3 Ways to Combat Social Desirability Bias in Asia

Market Research Bias Avoid

Any study that collects and relies on self-reported attitude, usage, or behaviors is subject to some amount of over or under reporting bias. Find out how to combat these issues in this blog post. 

In other words, respondents may not always be able to accurately recall all the things we as researchers and consultants would like to know. In some cases, this type of bias is genuinely linked to not being able to accurately recall an occasion or use. But other times, bias in self-reported data is linked to a respondent’s own self-perception of social desirability and status. This is true in many Asian countries.
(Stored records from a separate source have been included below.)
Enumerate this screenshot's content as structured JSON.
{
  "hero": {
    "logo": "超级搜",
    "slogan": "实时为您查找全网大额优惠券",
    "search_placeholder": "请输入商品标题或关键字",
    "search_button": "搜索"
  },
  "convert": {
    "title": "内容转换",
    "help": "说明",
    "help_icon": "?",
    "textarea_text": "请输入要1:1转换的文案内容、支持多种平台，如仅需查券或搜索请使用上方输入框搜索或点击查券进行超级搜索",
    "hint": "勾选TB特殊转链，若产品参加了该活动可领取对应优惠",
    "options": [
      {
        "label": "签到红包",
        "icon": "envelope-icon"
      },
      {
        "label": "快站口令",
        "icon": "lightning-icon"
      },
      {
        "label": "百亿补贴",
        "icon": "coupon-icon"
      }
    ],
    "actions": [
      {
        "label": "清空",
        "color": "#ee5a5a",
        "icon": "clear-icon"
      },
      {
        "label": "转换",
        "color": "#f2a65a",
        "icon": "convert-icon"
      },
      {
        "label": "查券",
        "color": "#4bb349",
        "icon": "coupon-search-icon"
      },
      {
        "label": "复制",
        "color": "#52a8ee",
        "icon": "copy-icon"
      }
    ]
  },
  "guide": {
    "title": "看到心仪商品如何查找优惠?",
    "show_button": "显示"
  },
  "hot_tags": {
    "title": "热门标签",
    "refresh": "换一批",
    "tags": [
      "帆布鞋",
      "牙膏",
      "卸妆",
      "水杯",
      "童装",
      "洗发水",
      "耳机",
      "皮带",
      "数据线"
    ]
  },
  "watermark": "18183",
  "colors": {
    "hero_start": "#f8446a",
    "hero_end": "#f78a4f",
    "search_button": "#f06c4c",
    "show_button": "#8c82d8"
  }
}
“The rapid economic rise of certain population groups and the growth of more distinct social classes have made social desirability bias in market research more of an issue,” says Irene Wang, dataSpring’s Sales Director in China. “It is crucial to recognize and address this issue in our study designs so it does not compromise data quality.”

Affect on Data Quality

Social desirability bias can affect data quality and the validity of insights in a number of ways. One way is if respondents falsely claim to own, use or purchase a brand. This is especially true when researching higher-end product categories such as consumer electronics, automobiles, certain retail brands, and beauty/cosmetics/fragrances. In this case the respondent is trying to identify with an aspirational brand to raise their own perception of their status and social desirability. This can have major effects on data integrity, especially when trying to get feedback on the importance and satisfaction with key brand/product attributes. In other words, if a respondent does not, in fact, own or use a product, their input is meaningless. It can also affect measures of future intention by inflating some projections while deflating others. For example, a common question among owners/users of a brand or product is “How likely are you to purchase this product in the future” or “How likely are you to recommend this product to a friend.” Again, there is no value to responses to these measures from someone who does not own or use the product.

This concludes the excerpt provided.